A culpa é do cinema?

“Stuv pensando en ti, xyz de mi problema:
A culpa é do cinema” Belchior

"Cidade dos Anjos"
“Cidade dos Anjos”

Faz algum tempo que li sobre a dor do coração partido. É um mal horrível e real, segundo relatos. Vasculhei, li muita coisa a respeito e, paralelamente, segui meu faro sociológico do objeto a ser decifrado. E pasmem: a coisa é antiga e perigosa. Indignada, achei dois culpados: a literatura e o cinema. Mas nessa, desconfio, o cinema ganhou. Sim, ele é o grande culpado. E foi brincando com a ideia que acabei me deparando com a música do Belchior, com cujos versinhos iniciei este texto. A letra da música, confesso, demanda algum esforço para achar o nexo. Mas quem precisa mesmo de nexo quando o assunto é amor? E Belchior, mesmo fugitivo resgatado pelo Fantástico, pode cantar qualquer coisa que sempre gosto.

Eu sei que talvez vocês queiram discordar e dizer que o cinema apenas retrata aquilo que o povo sente. Pode ser. Mas não se apoquentem não. Nem se apressem. Não há aqui guerras de argumentos ou ideias fixas que não possam ser deixadas a qualquer momento. Afinal, depois dos quarenta a gente não tem mais certeza de nada. Só estou divagando aqui e convidando vocês para um olhar breve sobre o amor e suas dores como um arqueólogo olharia um pequeno fóssil antes do almoço.

Então a culpa é do cinema? Não seria mais fácil culpar os ludibriadores profissionais dos corações alheios?  Difícil de saber, pois os psicopatas amorosos adoram um cinema. Não aprenderam estes os melhores truques na sétima arte criando cenários perfeitos para enganar suas presas? E não arranquemos a vaidade da presa. A presa adora ser presa mesmo que se arrebente no final.

Bem, apenas o que sei é que há filmes aos montes com a missão de construir este imaginário coletivo onde o príncipe e a princesa, o eterno e grande amor subsistem a tudo.

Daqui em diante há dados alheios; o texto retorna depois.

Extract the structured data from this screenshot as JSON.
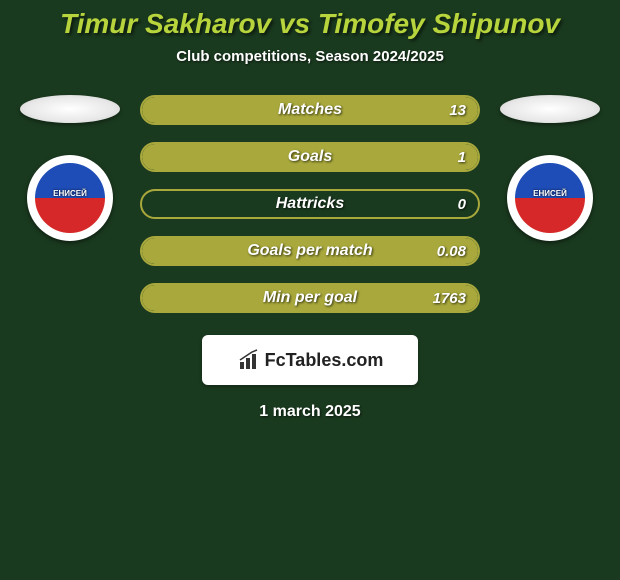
{
  "background_color": "#1a3a1f",
  "title": {
    "text": "Timur Sakharov vs Timofey Shipunov",
    "color": "#b8d43c",
    "fontsize": 28
  },
  "subtitle": {
    "text": "Club competitions, Season 2024/2025",
    "color": "#ffffff",
    "fontsize": 15
  },
  "left_club": {
    "name": "ЕНИСЕЙ",
    "top_color": "#1e4db7",
    "bottom_color": "#d62828"
  },
  "right_club": {
    "name": "ЕНИСЕЙ",
    "top_color": "#1e4db7",
    "bottom_color": "#d62828"
  },
  "stats": {
    "bar_border_color": "#a8a83c",
    "bar_fill_color": "#a8a83c",
    "label_color": "#ffffff",
    "value_color": "#ffffff",
    "label_fontsize": 16,
    "value_fontsize": 15,
    "rows": [
      {
        "label": "Matches",
        "value": "13",
        "fill_pct": 100
      },
      {
        "label": "Goals",
        "value": "1",
        "fill_pct": 100
      },
      {
        "label": "Hattricks",
        "value": "0",
        "fill_pct": 0
      },
      {
        "label": "Goals per match",
        "value": "0.08",
        "fill_pct": 100
      },
      {
        "label": "Min per goal",
        "value": "1763",
        "fill_pct": 100
      }
    ]
  },
  "logo": {
    "text": "FcTables.com"
  },
  "date": {
    "text": "1 march 2025",
    "color": "#ffffff",
    "fontsize": 16
  }
}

Ora, crescemos assistindo a beijos fenomenais nas telonas. Aprendemos, antes do primeiro beijo real, a beijar com o cinema. Isso é incontestável aqui no ocidente. Desde pequenos, vibramos com o drama e posterior vitória do amor sobre todos os obstáculos presentes nas tramas. E quando menos percebemos, um dia, o trailer da vida nos propõe uma cena amorosa e outra e outra. A esta altura, já estamos viciados no amor romântico pintado na sétima arte.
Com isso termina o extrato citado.